Re: diseases and immunity

Gerold Firl (geroldf@sdd.hp.com)
10 Jul 1996 13:10:16 -0700

In article <4s0e88$47@dfw-ixnews3.ix.netcom.com> mbwillia@ix.netcom.com(Mary Beth Williams) writes:

>Gerold, you're taking a cite from a cite as hard evidence, and you're
>not even sure of the primary data from which the interpretation
>derives? Not very scientific, wouldn't you say?
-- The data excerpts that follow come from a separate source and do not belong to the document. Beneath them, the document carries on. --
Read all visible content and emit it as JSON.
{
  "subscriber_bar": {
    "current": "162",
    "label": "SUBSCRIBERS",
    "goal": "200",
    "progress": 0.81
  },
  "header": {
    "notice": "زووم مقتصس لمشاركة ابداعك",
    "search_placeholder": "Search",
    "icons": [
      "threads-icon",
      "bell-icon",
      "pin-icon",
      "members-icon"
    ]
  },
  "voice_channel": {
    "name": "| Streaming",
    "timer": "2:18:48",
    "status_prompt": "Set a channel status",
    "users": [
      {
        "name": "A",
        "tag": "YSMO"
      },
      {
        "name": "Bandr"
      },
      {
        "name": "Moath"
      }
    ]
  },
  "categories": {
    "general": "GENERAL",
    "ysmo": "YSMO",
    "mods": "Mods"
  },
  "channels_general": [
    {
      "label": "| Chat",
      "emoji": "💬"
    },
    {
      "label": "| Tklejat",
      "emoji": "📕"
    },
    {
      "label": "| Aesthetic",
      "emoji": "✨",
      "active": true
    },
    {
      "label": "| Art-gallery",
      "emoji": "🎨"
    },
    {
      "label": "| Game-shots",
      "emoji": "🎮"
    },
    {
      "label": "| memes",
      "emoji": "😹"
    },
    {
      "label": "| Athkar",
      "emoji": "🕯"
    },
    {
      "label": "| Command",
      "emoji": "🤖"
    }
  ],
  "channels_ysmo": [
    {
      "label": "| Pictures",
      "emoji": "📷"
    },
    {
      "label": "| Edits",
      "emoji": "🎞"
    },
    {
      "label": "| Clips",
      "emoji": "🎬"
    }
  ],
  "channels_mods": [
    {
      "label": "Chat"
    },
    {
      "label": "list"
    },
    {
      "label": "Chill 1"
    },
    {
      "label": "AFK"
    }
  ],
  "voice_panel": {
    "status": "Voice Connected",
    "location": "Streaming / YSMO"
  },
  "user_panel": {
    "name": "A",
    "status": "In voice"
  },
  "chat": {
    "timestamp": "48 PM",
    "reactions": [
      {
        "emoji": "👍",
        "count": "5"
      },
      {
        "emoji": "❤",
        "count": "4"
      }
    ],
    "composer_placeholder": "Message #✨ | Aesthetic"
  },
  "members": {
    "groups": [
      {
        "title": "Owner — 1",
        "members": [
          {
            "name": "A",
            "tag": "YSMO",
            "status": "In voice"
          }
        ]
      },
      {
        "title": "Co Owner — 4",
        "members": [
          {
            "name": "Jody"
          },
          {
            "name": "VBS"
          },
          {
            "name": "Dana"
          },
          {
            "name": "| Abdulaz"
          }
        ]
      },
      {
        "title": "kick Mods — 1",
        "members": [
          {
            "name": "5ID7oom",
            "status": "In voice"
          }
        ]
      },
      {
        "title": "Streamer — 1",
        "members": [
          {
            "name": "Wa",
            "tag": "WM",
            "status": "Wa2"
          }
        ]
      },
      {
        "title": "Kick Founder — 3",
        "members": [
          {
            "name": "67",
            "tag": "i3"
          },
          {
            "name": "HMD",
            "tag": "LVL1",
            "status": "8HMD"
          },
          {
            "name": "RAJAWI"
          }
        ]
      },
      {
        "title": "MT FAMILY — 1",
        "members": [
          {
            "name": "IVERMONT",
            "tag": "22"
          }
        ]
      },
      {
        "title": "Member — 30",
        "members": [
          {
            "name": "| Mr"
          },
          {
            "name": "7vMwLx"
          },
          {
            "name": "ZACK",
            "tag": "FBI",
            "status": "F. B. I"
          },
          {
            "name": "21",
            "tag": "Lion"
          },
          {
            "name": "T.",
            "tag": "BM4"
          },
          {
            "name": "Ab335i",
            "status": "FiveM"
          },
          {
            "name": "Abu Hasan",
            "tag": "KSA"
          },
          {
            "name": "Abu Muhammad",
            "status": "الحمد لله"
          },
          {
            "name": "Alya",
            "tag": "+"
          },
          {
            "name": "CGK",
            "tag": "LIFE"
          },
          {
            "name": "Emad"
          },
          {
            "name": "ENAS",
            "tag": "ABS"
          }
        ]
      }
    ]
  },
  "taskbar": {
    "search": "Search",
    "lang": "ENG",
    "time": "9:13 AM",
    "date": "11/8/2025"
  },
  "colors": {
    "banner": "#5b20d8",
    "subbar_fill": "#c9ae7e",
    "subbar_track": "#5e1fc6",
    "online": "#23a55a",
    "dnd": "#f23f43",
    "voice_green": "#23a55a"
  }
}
Oh, I don't know. I'm giving you what data I have. Is it "hard evidence"? I
consider mcneill to be pretty reliable, and it is certainly a well known
fact that unfamiliar diseases will manifest unusual symptoms and virulence.
I'm not sufficiently interested in this topic to go back to the dubos
reference to get more detail, but since you have done actual field work on
TB infection and mortality around the contact period, I expect that you
would.

>The most plausible present-day hypothesis is that Old World *yaws* and
>New World endemic syphillis interacted and formed a new more lethal
>strain of the organism. Hence, we have an example of where the
>pathogen, not the host, mutated (which is not at all uncommon --
>happens every year with the *flu*.)

It happens all the time, with every disease. That is why the immune system
has to have such a huge repertoir of responses; not only does it have to
respond to all the diseases in the current environment, but it must also be
prepared for all the new varieties which will occur. Generation times for a
bacterium are, what, a few hours? Over the course of a human lifetime,
disease organisms go through thousands of generations. Not only that, but
bacteria constantly exchange dna, so advantageous genes spread very quickly
in a bacterial population.

A TB culture will have a continuum of types, ranging from relatively
slow-acting, mild, chronic strains, to raging virulent killers. In an
adapted population, the virulent killers are fringe citizens, heavily
discriminated against by seasoned immune systems. They will constitute a
small percentage of the total. In an unexperienced host population,
however, the virulent strains will be the most successful. They will
rapidly and aggressively expand their market-share, until the epidemic
burns out and the chronic strains take over. This same pattern is found in
many different ecological settings: many weed species are adapted for rapid
exploitation of disturbed soils (milkweed, for example). Lodgepole pines
are adapted for exploitation of fire-cleared forest. Human slash and burn
techniques, whether in amazonia or among balkan gypsy con artists are also
analogous.

>The problem here is, Gerold, that you have no evidence, and in fact
>there is _negative_ evidence, to support your claims that TB was an
>*epidemic* versus *endemic* disease in either Indian or non-Indian
>populations during the Contact Period.

Among the maori, I believe that TB was the main killer, because smallpox
had a hard time reaching new zealand. In the americas, the only example I
have heard of is the one cited by mcneill. Maybe it's bogus; I guess we'll
need to check dubos to get more information.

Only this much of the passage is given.